Chase Eisenberg integral member of West Ranch’s girls tennis team

West Ranch senior Chase Eisenberg returns a volley in a nonleague match against Arcadia at West Ranch High School. Cory Rubin/The Signal

When playing on the same high school team with one of the best girls tennis players in the state, let alone the country, you can sometimes get lost in the shuffle. 

Chase Eisenberg has been training and playing alongside Jordyn McBride since they were 9 years old, and have been teammates on the West Ranch tennis team for three straight varsity seasons.

Both have been integral parts of the Wildcats’ recent dominance in the Foothill League, and both will be counted upon heavily this season if West Ranch wants to claim a fourth consecutive league title and make a deep run in the CIF-Southern Section playoffs.

McBride often gets the headlines, and deservedly so. She’s currently the No. 8 ranked senior in California and the No. 36 ranked senior in the country according to The Tennis Recruiting Network.

But Eisenberg isn’t far behind, and has been one of the most consistent players in the Foothill League over her varsity career. She’s currently the No. 84 ranked senior in California and is coming off a singles title at the annual Varsity Fall Brawl Tournament at Valencia High School on Saturday.

“She’d be a No. 1 at any other school, I believe that,” said West Ranch head coach Dina McBride. “I’m just happy that people saw her at Fall Brawl and I got so many compliments. People are looking at her in a different light which I’m happy about. She’s a team captain, she does anything for the team. She’s going to help take us deep in CIF.”

West Ranch’s Chase Eisenberg returns a volley in a Foothill League match with Saugus at Saugus High School. Cory Rubin/The Signal

Eisenberg defeated Valencia’s top two singles players on her way to the Fall Brawl title, the first of her career. She beat Sydney Thay 6-4, 6-4 in the semifinals and defeated Brenna Whelan 6-0, 6-3 to claim the crown.

Whelan defeated Eisenberg last year in the semis.
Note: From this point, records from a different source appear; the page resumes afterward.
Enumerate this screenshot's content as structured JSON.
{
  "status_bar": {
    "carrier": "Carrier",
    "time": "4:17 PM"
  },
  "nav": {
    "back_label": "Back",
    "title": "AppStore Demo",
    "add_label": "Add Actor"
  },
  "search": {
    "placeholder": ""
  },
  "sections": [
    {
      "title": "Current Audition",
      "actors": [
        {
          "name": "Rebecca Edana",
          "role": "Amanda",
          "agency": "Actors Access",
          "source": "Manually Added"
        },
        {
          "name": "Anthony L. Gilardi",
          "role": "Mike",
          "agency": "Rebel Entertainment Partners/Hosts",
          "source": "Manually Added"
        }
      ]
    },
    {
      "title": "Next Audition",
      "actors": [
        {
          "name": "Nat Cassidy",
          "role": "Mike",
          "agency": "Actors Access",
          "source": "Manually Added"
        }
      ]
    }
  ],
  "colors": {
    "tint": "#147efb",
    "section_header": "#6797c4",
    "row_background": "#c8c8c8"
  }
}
“I’ve grown so much as a tennis player and as a person since freshman year,” Eisenberg said. “I’m out there everyday putting hours on the tennis court. To have Dina there as my coach all four years and to have my family and friends supporting me all the way, to win it, especially against a solid Valencia team, Sydney and Brenna, it feels really great. I’m super proud of myself.”

Eisenberg has shown tremendous improvement since joining the JV team as a freshman in 2016. She was named the MVP of the JV team, then won the Most Improved Player award back-to-back years as a member of the varsity squad.

While she’s gotten better over the years in all aspects of the game on the technical side, including her serve and forehand, her biggest improvement has come on the mental side.

Eisenberg is passionate about the sport she plays, and it shows on the court. When she misses an easy shot, she is visibly frustrated. When there is a lack of energy in a match, she’s the first player to pump up her teammates with a “Let’s go Cats” chant.

In the past, her passion has gotten the best of her, but as she has gotten older she’s been able to control her ardor and use it to her advantage.

“The one word that comes to mind is maturity,” McBride said about Eisenberg’s biggest area of improvement. “Maturity in who she is, her confidence, knowing her game and managing her emotions. She’s been great at technique, everything has improved technically, but the biggest jump is her mental approach. She is approaching each match and taking it one point at a time.”

“The biggest thing I’ve had to overcome about my game has been the mental side. That was the hardest part for me,” Eisenberg said. “Tennis is such a big part of my life, it’s important to me how good I play out there. In the past I’ve had a lot of difficulty with just getting way too low when I miss a shot, so I’ve worked a lot with Dina and my mom has helped me a lot too, and through competing in tournaments I’ve learned.”

Chase Eisenberg of West Ranch. Dan Watson/The Signal

Instead of getting down on herself when she misses a shot she should have made, she gives herself positive reinforcement and moves on to the next point.

“I try not to talk to myself and say negative things to myself, I try to be much more positive. I talk to myself now as if I’m talking to a teammate so that I only say positive things to myself,” Eisenberg said. “I have little mantras that I say over and over in my head to pump myself up, so just keeping high energy and only positive thoughts out there has made such a big difference for me.”

Eisenberg plans on playing tennis at the college level next year, and is applying early decision to the College of New Jersey.

Along with playing on the tennis team, she wants to study to become an emergency room nurse practitioner. 

But first, Eisenberg and the Wildcats have a league title to defend, and though she’s been a part of highly successful West Ranch teams in the past, she believes this year’s squad has the chance to be the best yet.

“I think we have a really good chance to go undefeated and take it into the semis and finals of CIF,” she said. “I think this is the best team we’ve ever had before. We have great chemistry, we all train so hard. I’m so glad for my senior year this is the team that we have because I think we have a good chance to go really far.”